Kruschke provides some guidelines on how to extend this model for multiple groups but provides no tangible examples. We interpret his recommendation to place independent \(\mu_k\) and \(\nu_k\) as pair-wise comparisons between the groups. Hence we implement comparisons for all combinations of values of the grouping variable. Therefore, for \(i,j\in\{0, \dots K\}\) we generate all combinations (unique pairs without repetition or order) and the derived metrics would be:

\[\begin{array}{c} \Delta\mu_{00}\\ \Delta\sigma_{00}\\ E_{00}\\ \Delta\mu_{01}\\ \Delta\sigma_{01}\\ E_{01}\\ \vdots\\ \Delta\mu_{ij}\\ \Delta \sigma_{ij}\\ E_{ij}\\ \vdots\\ \Delta\mu_{KK-1}\\ \Delta \sigma_{KK-1}\\ E_{KK-1}\\ \end{array} \]

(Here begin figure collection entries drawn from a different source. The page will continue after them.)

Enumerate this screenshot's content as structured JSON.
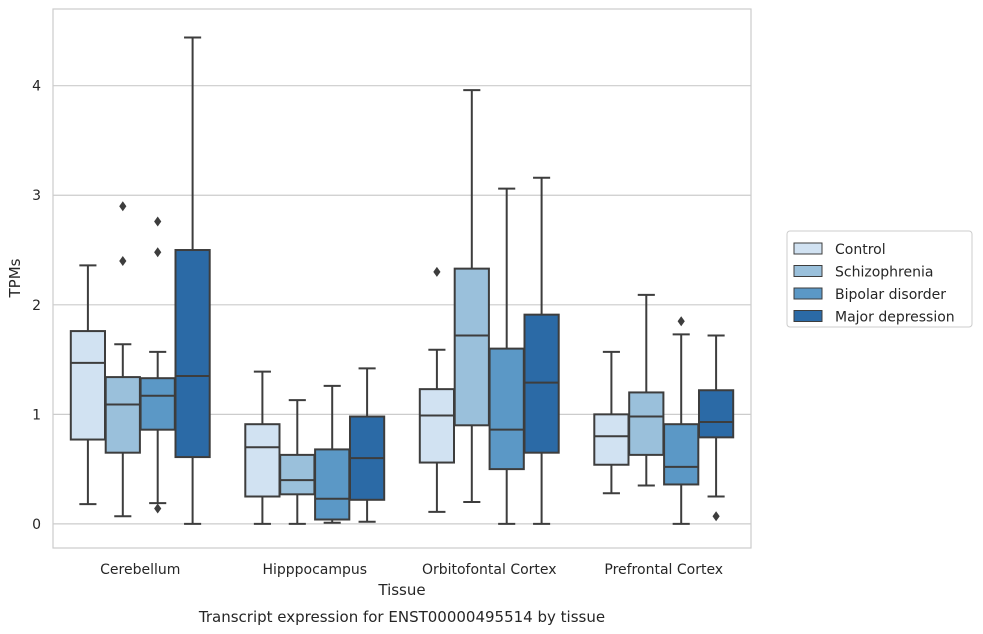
{
  "caption": "Transcript expression for ENST00000495514 by tissue",
  "chart_data": {
    "type": "box",
    "xlabel": "Tissue",
    "ylabel": "TPMs",
    "ylim": [
      -0.22,
      4.7
    ],
    "yticks": [
      0,
      1,
      2,
      3,
      4
    ],
    "grid": "horizontal",
    "legend_position": "right",
    "categories": [
      "Cerebellum",
      "Hipppocampus",
      "Orbitofontal Cortex",
      "Prefrontal Cortex"
    ],
    "series": [
      {
        "name": "Control",
        "color": "#d1e2f2",
        "boxes": [
          {
            "whislo": 0.18,
            "q1": 0.77,
            "med": 1.47,
            "q3": 1.76,
            "whishi": 2.36,
            "fliers": []
          },
          {
            "whislo": 0.0,
            "q1": 0.25,
            "med": 0.7,
            "q3": 0.91,
            "whishi": 1.39,
            "fliers": []
          },
          {
            "whislo": 0.11,
            "q1": 0.56,
            "med": 0.99,
            "q3": 1.23,
            "whishi": 1.59,
            "fliers": [
              2.3
            ]
          },
          {
            "whislo": 0.28,
            "q1": 0.54,
            "med": 0.8,
            "q3": 1.0,
            "whishi": 1.57,
            "fliers": []
          }
        ]
      },
      {
        "name": "Schizophrenia",
        "color": "#9ac0db",
        "boxes": [
          {
            "whislo": 0.07,
            "q1": 0.65,
            "med": 1.09,
            "q3": 1.34,
            "whishi": 1.64,
            "fliers": [
              2.4,
              2.9
            ]
          },
          {
            "whislo": 0.0,
            "q1": 0.27,
            "med": 0.4,
            "q3": 0.63,
            "whishi": 1.13,
            "fliers": []
          },
          {
            "whislo": 0.2,
            "q1": 0.9,
            "med": 1.72,
            "q3": 2.33,
            "whishi": 3.96,
            "fliers": []
          },
          {
            "whislo": 0.35,
            "q1": 0.63,
            "med": 0.98,
            "q3": 1.2,
            "whishi": 2.09,
            "fliers": []
          }
        ]
      },
      {
        "name": "Bipolar disorder",
        "color": "#5b98c6",
        "boxes": [
          {
            "whislo": 0.19,
            "q1": 0.86,
            "med": 1.17,
            "q3": 1.33,
            "whishi": 1.57,
            "fliers": [
              0.14,
              2.48,
              2.76
            ]
          },
          {
            "whislo": 0.01,
            "q1": 0.04,
            "med": 0.23,
            "q3": 0.68,
            "whishi": 1.26,
            "fliers": []
          },
          {
            "whislo": 0.0,
            "q1": 0.5,
            "med": 0.86,
            "q3": 1.6,
            "whishi": 3.06,
            "fliers": []
          },
          {
            "whislo": 0.0,
            "q1": 0.36,
            "med": 0.52,
            "q3": 0.91,
            "whishi": 1.73,
            "fliers": [
              1.85
            ]
          }
        ]
      },
      {
        "name": "Major depression",
        "color": "#2b6aa6",
        "boxes": [
          {
            "whislo": 0.0,
            "q1": 0.61,
            "med": 1.35,
            "q3": 2.5,
            "whishi": 4.44,
            "fliers": []
          },
          {
            "whislo": 0.02,
            "q1": 0.22,
            "med": 0.6,
            "q3": 0.98,
            "whishi": 1.42,
            "fliers": []
          },
          {
            "whislo": 0.0,
            "q1": 0.65,
            "med": 1.29,
            "q3": 1.91,
            "whishi": 3.16,
            "fliers": []
          },
          {
            "whislo": 0.25,
            "q1": 0.79,
            "med": 0.93,
            "q3": 1.22,
            "whishi": 1.72,
            "fliers": [
              0.07
            ]
          }
        ]
      }
    ]
  }
}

Options and Alternative Formulations

There are multiple ways to extend the base model, that Kruchke mentions, not all are accounted for in this implementation. The distribution could be replaced with a LogNormal for special cases, for example. There are alternative ways to generalize the model as well. One could for example relax the diagonality assumption and model the resulting matrices with the specialized LKJCholesky distribution (included in pymc). Another possibility is including a hierarchical distribution for the means, however this formulation is rather nebulous and would likely overcomplicate things. For this reason we chose not to include it. It could potentially be considered in the future however. In terms of the options that are present in this implementation, the default option is univariate distribution with common degrees of freedom. Allowing independent degrees of freedom for input variables, we’ve found (via loo) usually results in overfitting. This case is identical to the multivariate, but more efficient.

Implementation:

The terms of the actual software implementation, the above model is represented by the bayesian_models.models.BEST class. Like all models it implements the general four methods __init__, __call__, fit and predict. The __init__ method is responsible of setting all parameters and hyperparameters of the model itself. Unusually, these are class methods rather than object methods. This choice was made to enable rapid prototyping as the expected use-case is that a single ‘version’ of the model can be applied to multiple data (multiple variables to group by), because we often deal with datasets with multiple categorical variables and we are interested in knowing whether these variables impact other continuous variables. This model accepts no “testing” data, and hence its data containers are declared immutable. The predict method itself renders the decisions and returns findings as a dictionary, mapping each quantity \(\Delta \mu_{ij}\), \(\Delta \sigma_{ij}\), etc to a pandas.DataFrame containing the results. These are typically of the same shape as those of arviz.summary with an additional column representing the decision, according to the HDI+ROPE rule. Other rules are possible, but they are not implemented at present, as we think this rule is very intuitive, easy to use and works well for many common cases. The decision making process itself is deferred to the predict method, since it is meaningless prior to training completion. This way, a user could also rapidly test many options of ROPEs and HDI thresholds on the same model and aggregate the results, without retraining each time. After all the decision making process itself is independent of the inference process.